The WINAPI calling convention is a cross between C and Pascal - C-style order of arguments on the stack, but Pascal-style callee cleaning the stack before return.
The reason for its use in Windows is that it makes generated code slightly smaller and more efficient, at the cost of not supporting varags easily (which you don't need for most functions anyway). Back when you had 640 Kb of RAM, saving a few bytes here and there adds up quickly.
Windows didn't standardize on C. It was mostly assembly and some Pascal in the beginning with C and C++ later.
Microsoft have always viewed C as just another language, it's not privileged in the way UNIX privileges C. By implication, the C standard library was provided by your compiler and shipped with your app as a dependency on Windows, it wasn't provided by the operating system.
These days that's been changing, partly because lots of installers dumped the MSVC runtime into c:\windows\system and so whether it was a part of the OS or not became blurred and partly because Microsoft got more willing to privilege languages at the OS level.
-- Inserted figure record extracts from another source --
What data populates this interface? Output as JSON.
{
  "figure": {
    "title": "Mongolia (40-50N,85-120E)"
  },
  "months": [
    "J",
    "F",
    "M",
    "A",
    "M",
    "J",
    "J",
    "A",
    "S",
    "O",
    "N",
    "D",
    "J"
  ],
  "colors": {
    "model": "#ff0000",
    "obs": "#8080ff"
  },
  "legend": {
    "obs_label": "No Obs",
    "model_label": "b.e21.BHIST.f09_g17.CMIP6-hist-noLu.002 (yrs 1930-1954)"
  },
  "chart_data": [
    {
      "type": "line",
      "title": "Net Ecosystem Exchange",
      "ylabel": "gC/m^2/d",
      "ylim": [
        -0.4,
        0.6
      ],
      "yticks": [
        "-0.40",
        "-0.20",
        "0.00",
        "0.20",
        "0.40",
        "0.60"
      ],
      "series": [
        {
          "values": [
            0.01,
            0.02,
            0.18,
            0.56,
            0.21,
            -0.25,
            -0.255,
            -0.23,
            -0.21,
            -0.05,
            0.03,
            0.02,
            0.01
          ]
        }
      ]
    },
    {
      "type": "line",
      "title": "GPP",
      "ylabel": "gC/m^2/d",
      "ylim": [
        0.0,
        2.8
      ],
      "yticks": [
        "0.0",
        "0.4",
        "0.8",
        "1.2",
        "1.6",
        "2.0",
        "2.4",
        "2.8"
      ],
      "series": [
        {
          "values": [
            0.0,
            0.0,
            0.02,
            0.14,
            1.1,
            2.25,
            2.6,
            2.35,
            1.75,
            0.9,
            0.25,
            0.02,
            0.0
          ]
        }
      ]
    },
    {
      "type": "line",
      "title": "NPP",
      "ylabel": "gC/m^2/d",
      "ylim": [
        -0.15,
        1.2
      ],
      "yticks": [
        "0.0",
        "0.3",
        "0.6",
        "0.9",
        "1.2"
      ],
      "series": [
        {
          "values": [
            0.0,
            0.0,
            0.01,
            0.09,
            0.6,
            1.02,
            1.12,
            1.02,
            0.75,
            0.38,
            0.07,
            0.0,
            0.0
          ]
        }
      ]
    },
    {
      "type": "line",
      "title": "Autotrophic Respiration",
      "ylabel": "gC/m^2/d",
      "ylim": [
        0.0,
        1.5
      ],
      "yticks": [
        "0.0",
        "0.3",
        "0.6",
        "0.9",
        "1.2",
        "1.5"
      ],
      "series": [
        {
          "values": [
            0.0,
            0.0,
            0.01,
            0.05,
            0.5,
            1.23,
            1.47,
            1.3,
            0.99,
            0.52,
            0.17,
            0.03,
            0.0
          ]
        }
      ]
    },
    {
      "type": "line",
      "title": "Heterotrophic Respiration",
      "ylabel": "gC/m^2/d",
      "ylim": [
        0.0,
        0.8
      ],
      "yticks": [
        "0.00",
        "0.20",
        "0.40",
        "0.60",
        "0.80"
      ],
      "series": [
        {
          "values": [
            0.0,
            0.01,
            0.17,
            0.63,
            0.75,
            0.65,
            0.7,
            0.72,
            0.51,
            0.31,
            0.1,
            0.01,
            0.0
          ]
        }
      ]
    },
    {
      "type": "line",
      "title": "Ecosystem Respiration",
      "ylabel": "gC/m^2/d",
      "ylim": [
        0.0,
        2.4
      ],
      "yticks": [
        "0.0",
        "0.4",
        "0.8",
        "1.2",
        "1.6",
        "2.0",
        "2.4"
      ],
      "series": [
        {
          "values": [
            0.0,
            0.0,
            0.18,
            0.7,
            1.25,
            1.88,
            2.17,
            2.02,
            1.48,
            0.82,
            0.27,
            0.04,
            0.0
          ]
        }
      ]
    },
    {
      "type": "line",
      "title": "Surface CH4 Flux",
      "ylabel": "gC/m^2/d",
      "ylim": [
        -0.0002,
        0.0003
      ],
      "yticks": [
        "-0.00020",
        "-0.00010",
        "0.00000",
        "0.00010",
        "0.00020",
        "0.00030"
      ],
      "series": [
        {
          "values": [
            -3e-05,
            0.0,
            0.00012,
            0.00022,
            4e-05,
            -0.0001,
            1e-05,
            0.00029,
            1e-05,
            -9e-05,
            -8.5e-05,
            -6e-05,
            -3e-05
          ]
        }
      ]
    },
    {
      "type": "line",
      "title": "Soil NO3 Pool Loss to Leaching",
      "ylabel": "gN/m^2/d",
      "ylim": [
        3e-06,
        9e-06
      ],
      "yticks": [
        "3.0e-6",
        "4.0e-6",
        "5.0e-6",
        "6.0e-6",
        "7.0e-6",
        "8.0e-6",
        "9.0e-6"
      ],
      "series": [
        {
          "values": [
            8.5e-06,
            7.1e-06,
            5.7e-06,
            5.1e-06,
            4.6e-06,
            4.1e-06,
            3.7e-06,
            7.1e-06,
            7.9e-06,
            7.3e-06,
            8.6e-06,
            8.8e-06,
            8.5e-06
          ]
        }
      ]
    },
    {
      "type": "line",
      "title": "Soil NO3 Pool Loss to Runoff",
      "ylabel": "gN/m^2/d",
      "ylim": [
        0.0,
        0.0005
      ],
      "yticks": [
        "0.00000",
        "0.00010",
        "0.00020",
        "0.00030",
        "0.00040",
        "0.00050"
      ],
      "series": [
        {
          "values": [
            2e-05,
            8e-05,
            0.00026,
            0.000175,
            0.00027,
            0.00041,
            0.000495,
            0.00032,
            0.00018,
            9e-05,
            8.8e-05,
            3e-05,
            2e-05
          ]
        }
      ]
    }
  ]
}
Even so, the Windows group retains a commitment to language independence that other operating systems just don't have. WinRT comes with lots of metadata for binding it into other languages, for example.
> Windows didn't standardize on C. It was mostly assembly and some Pascal in the beginning with C and C++ later.
No, it was never Pascal. It was always C from the beginning. You may have been confused by them using the Pascal calling convention because it was generally faster on the 16-bit CPUs of the time.
Apple was the one going with Pascal for the OS, originally the Object Pascal linage was started at Apple, in collaboration with Niklaus Wirth that gave feedback on the design.
Unlike Unix, Windows historically didn't have a standard C runtime at all. Stuff like MSVCRT.DLL etc came later (and are themselves implemented on top of Win32 API, not directly on top of syscalls as is typical in Unix land).
What is or was the purpose of providing these instead of the existing Windows C std?